Артём попытался улыбнуться, но треснувшая губа тут же отозвалась
, и капля крови поползла по подбородку.
— Да уж, весёлые ребята. Особенно тот, резиновый. Ему бы в цирке
жонглировать, а не деда по стенам швырять.
Николай издал звук — то ли смешок, то ли стон, — и его взгляд на
миг потеплел, но тут же вновь утонул в тени.

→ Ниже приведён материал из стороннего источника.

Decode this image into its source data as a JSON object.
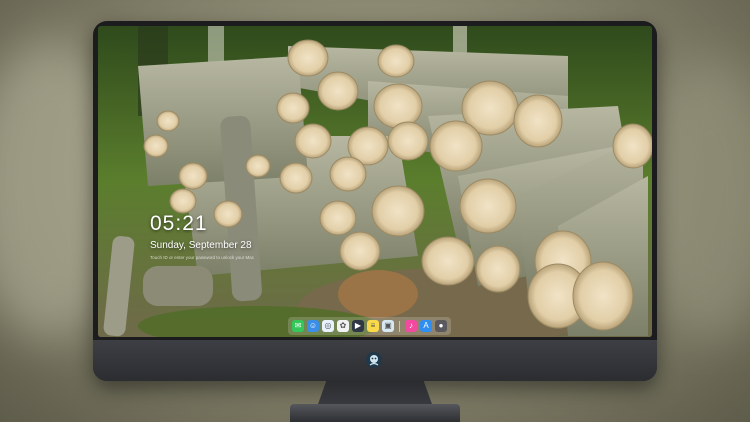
{
  "lock_screen": {
    "time": "05:21",
    "date": "Sunday, September 28",
    "hint": "Touch ID or enter your password to unlock your Mac"
  },
  "dock": {
    "apps": [
      {
        "name": "messages-icon",
        "color": "#34c759",
        "glyph": "✉"
      },
      {
        "name": "finder-icon",
        "color": "#3a8ee6",
        "glyph": "☺"
      },
      {
        "name": "safari-icon",
        "color": "#e8f2ff",
        "glyph": "◎"
      },
      {
        "name": "photos-icon",
        "color": "#f2f2f2",
        "glyph": "✿"
      },
      {
        "name": "claquette-icon",
        "color": "#303846",
        "glyph": "▶"
      },
      {
        "name": "notes-icon",
        "color": "#f9d94a",
        "glyph": "≡"
      },
      {
        "name": "preview-icon",
        "color": "#d8e8f0",
        "glyph": "▣"
      },
      {
        "name": "itunes-icon",
        "color": "#f24a9e",
        "glyph": "♪"
      },
      {
        "name": "app-store-icon",
        "color": "#2f8ef0",
        "glyph": "A"
      },
      {
        "name": "camera-icon",
        "color": "#5a5a5e",
        "glyph": "●"
      }
    ]
  },
  "colors": {
    "bezel": "#1c1c1e",
    "chin": "#3d3f44",
    "wallpaper_grass": "#4a6a2a"
  }
}
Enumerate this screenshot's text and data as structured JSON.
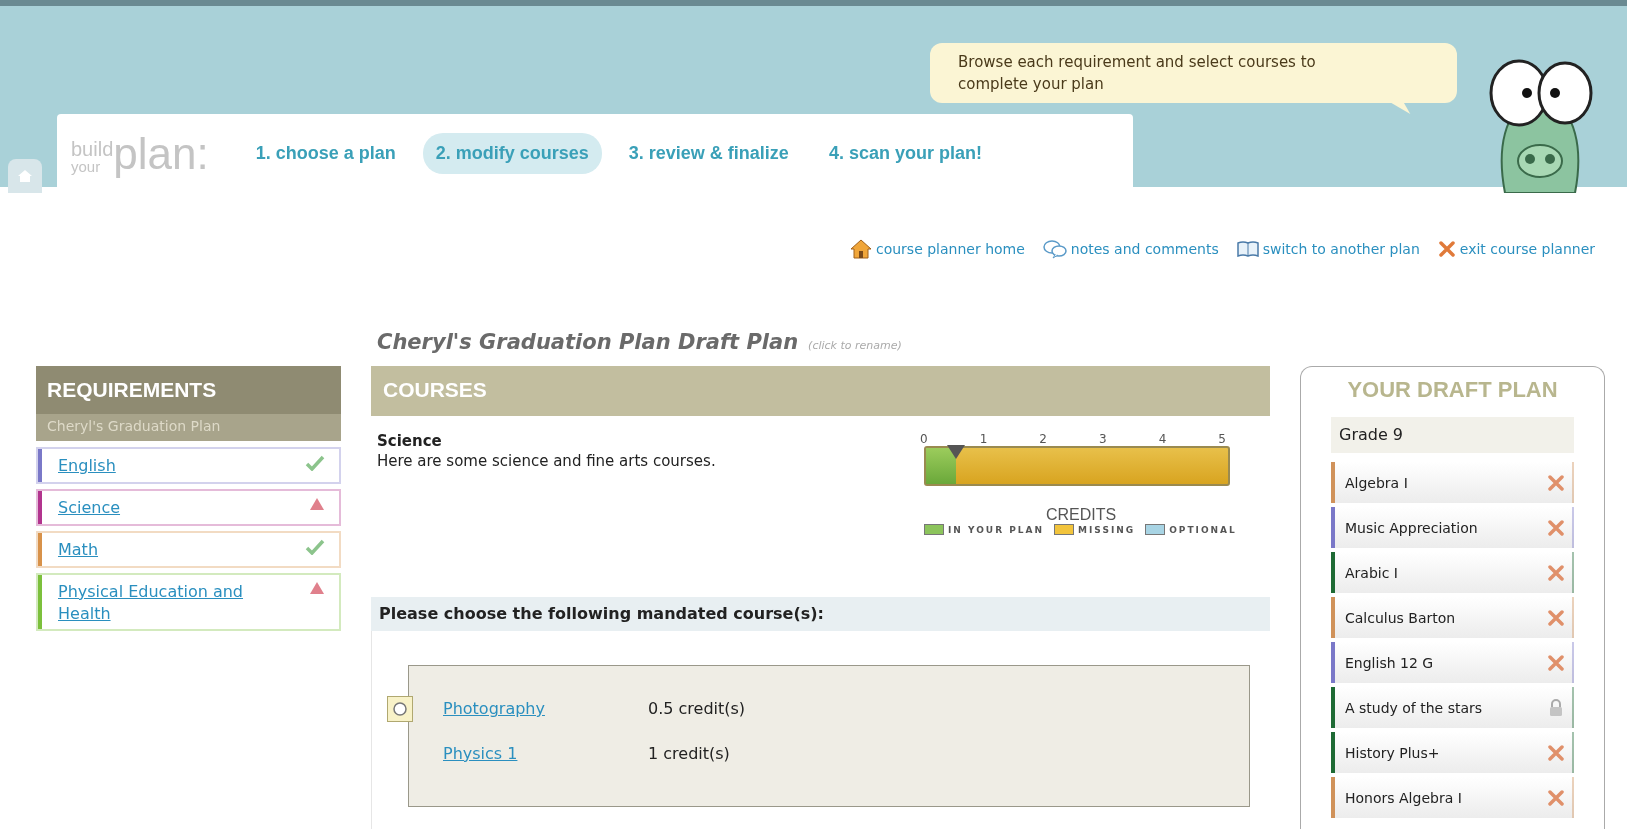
{
  "header": {
    "bubble": "Browse each requirement and select courses to complete your plan",
    "logo": {
      "line1": "build",
      "line2": "your",
      "big": "plan:"
    },
    "steps": [
      {
        "label": "1. choose a plan",
        "selected": false
      },
      {
        "label": "2. modify courses",
        "selected": true
      },
      {
        "label": "3. review & finalize",
        "selected": false
      },
      {
        "label": "4. scan your plan!",
        "selected": false
      }
    ]
  },
  "links": [
    {
      "kind": "home",
      "label": "course planner home"
    },
    {
      "kind": "notes",
      "label": "notes and comments"
    },
    {
      "kind": "switch",
      "label": "switch to another plan"
    },
    {
      "kind": "exit",
      "label": "exit course planner"
    }
  ],
  "plan_title": {
    "name": "Cheryl's Graduation Plan Draft Plan",
    "hint": "(click to rename)"
  },
  "requirements": {
    "title": "REQUIREMENTS",
    "subtitle": "Cheryl's Graduation Plan",
    "items": [
      {
        "label": "English",
        "kind": "done",
        "color": "#7a78c8"
      },
      {
        "label": "Science",
        "kind": "missing",
        "color": "#b2348e"
      },
      {
        "label": "Math",
        "kind": "done",
        "color": "#d8924a"
      },
      {
        "label": "Physical Education and Health",
        "kind": "missing",
        "color": "#7cc03c"
      }
    ]
  },
  "courses": {
    "title": "COURSES",
    "subject": "Science",
    "description": "Here are some science and fine arts courses.",
    "meter": {
      "ticks": [
        "0",
        "1",
        "2",
        "3",
        "4",
        "5"
      ],
      "level": 0.1,
      "caption": "CREDITS",
      "legend": [
        {
          "label": "IN YOUR PLAN",
          "color": "#8cc45c"
        },
        {
          "label": "MISSING",
          "color": "#f2c43c"
        },
        {
          "label": "OPTIONAL",
          "color": "#a8d4e4"
        }
      ]
    },
    "mandated": "Please choose the following mandated course(s):",
    "options": [
      {
        "name": "Photography",
        "credits": "0.5 credit(s)",
        "kind": "radio",
        "selected": false
      },
      {
        "name": "Physics 1",
        "credits": "1 credit(s)",
        "kind": "plain"
      }
    ]
  },
  "draft": {
    "title": "YOUR DRAFT PLAN",
    "grade": "Grade 9",
    "items": [
      {
        "name": "Algebra I",
        "kind": "removable",
        "color": "#d0925a"
      },
      {
        "name": "Music Appreciation",
        "kind": "removable",
        "color": "#7a78c8"
      },
      {
        "name": "Arabic I",
        "kind": "removable",
        "color": "#1e6a34"
      },
      {
        "name": "Calculus Barton",
        "kind": "removable",
        "color": "#d0925a"
      },
      {
        "name": "English 12 G",
        "kind": "removable",
        "color": "#7a78c8"
      },
      {
        "name": "A study of the stars",
        "kind": "locked",
        "color": "#1e6a34"
      },
      {
        "name": "History Plus+",
        "kind": "removable",
        "color": "#1e6a34"
      },
      {
        "name": "Honors Algebra I",
        "kind": "removable",
        "color": "#d0925a"
      }
    ]
  }
}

— Цирк тут другой, малец. А мы в нём — клоуны. Гребаные
клоуны!
Артём кивнул, привалившись спиной к холодной стене. Он попытался
вдохнуть глубже, но рёбра отозвались дикой болью, вырвавшей из
горла шипение. Нужно было соображать, что делать дальше. Память
молчала: он не знал, как очутился в этом бетонном аду, не понимал,
почему его телекинез что всегда выручал, — теперь будто испарился.
Но одно он знал точно: ещё одна встреча с этими ублюдками, и он не
выкарабкается.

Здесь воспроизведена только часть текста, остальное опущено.